George C.S. Lin | Remaking Urban Landscape in China’s Large Cities: State-Society Nexus and the Reproduction of Space amidst Accelerated Urbanization

New Chinese City

04/03/2019 12:00 am

4:00–6:00 pm

180 Doe Library

Co-sponsored by Center for Chinese Studies (CCS)

 

Speaker: George C.S. Lin, Chair Professor of Geography, Department of Geography, The University of Hong Kong

Panelist/Discussant: You-tien Hsing, Professor of Geography, UC Berkeley

Phenomenal transformation of the landscape in Chinese cities has been conventionally understood as the spatial outcome of the reformation of state-market relations. The current urban landscape observable today is described as a juxtaposition of two elements, namely the legacy of the socialist city and the newly emerged space of marketization. This research identifies a new wave of urbanization in which a reformulated state-society relationship has given rise to a new landscape of urban redevelopment. The remaking of China’s urban landscape is effectively shaped not so much by forces of agglomeration economies or bid-rent dynamism but instead by a negotiation and reconciliation of the interests between the state and society. The bottleneck over urban renewals is overcome by local initiatives to redefine who gets what rather than who owns what. Existing land users are motivated by a decentralized power of decision-making and a share of the land conveyance income previously monopolized by the state. Contrary to normal expectation, no significant correlation is found between the extent of urban redevelopment and population density, level of development and degree of marketization and openness. Urban redevelopment tends to prevail in those modes of land disposition that are either monopolized by the state or subject to close-door negotiation.
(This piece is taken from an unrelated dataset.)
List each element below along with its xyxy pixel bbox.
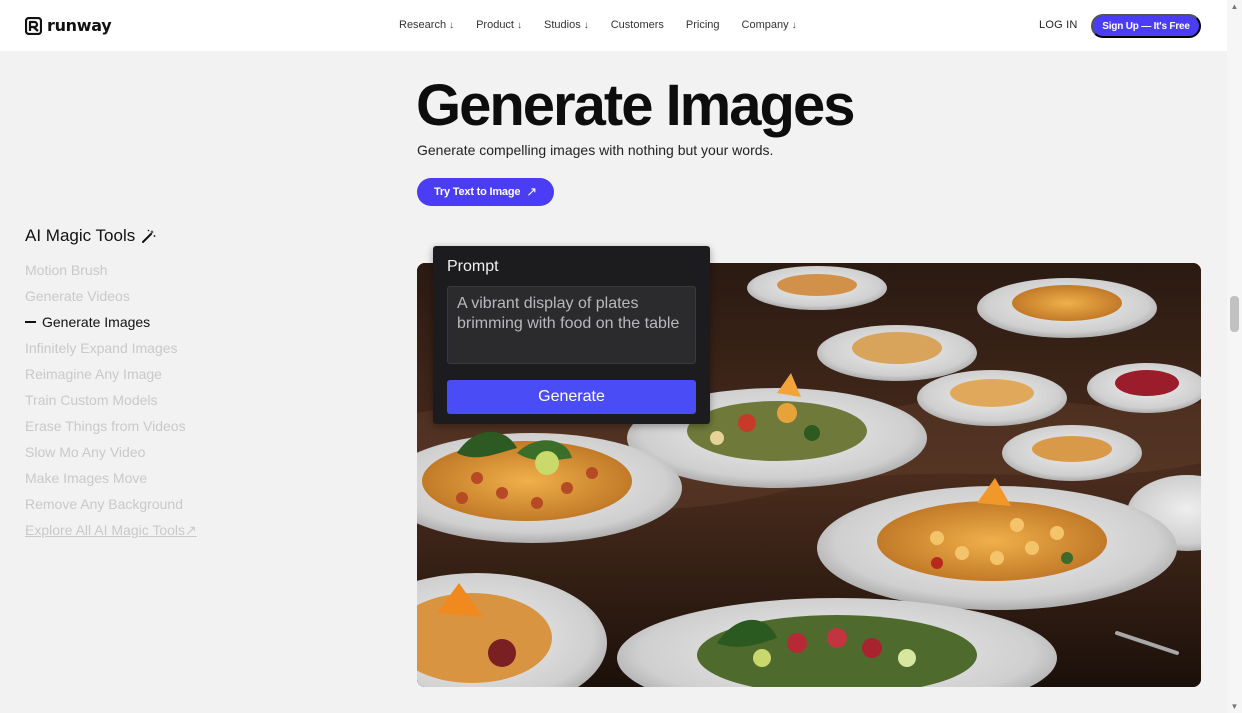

Chinese land users are found to be more concerned over exclusivity than transferability of property rights. Redevelopment is less contentious in a “village-in the city” where decisions are made by the collective organization internally than the other involving developers externally. Land use intensity and efficiency have been improved along with intensified social exclusion and marginalization. Findings of this research call for special attention to be paid to China’s reformulated state-society relations as a new driving force reshaping its restless urban landscape. Current planning and policy making need to be critically re-evaluated so as to take a better consideration and protection of the interests of the displaced workers, landless villagers, resettled residents, and removed migrant population.

About the speaker:

Professor George C.S. Lin received his Ph.D. degree in Human Geography from the University of British Columbia, Vancouver, Canada, 1994; MA in Urban Geography from the University of Akron, Ohio, USA, 1989; MSc in Economic Geography from Sun Yat-sen University, Guangzhou, China, 1984; BSc in City Planning from Sun Yat-sen University, Guangzhou, China, 1981. 

He is the author of Red Capitalism in South China: Growth and Development of the Pearl River Delta (University of British Columbia Press, Vancouver, Canada, 1997), Developing China: Land, Politics, and Social Conditions (Routledge, London, 2009), co-author of China’s Urban Space: Development under Market Socialism (Routledge, London, 2007), and over 90 articles published in internationally refereed journals and books. 

His research interests include China’s urban development and urbanization, land use and land management, the growth of urbanism, rural industrialization and regional development in the Pearl River Delta, transnationalism, cross-border population mobility, and the geography of Chinese diaspora.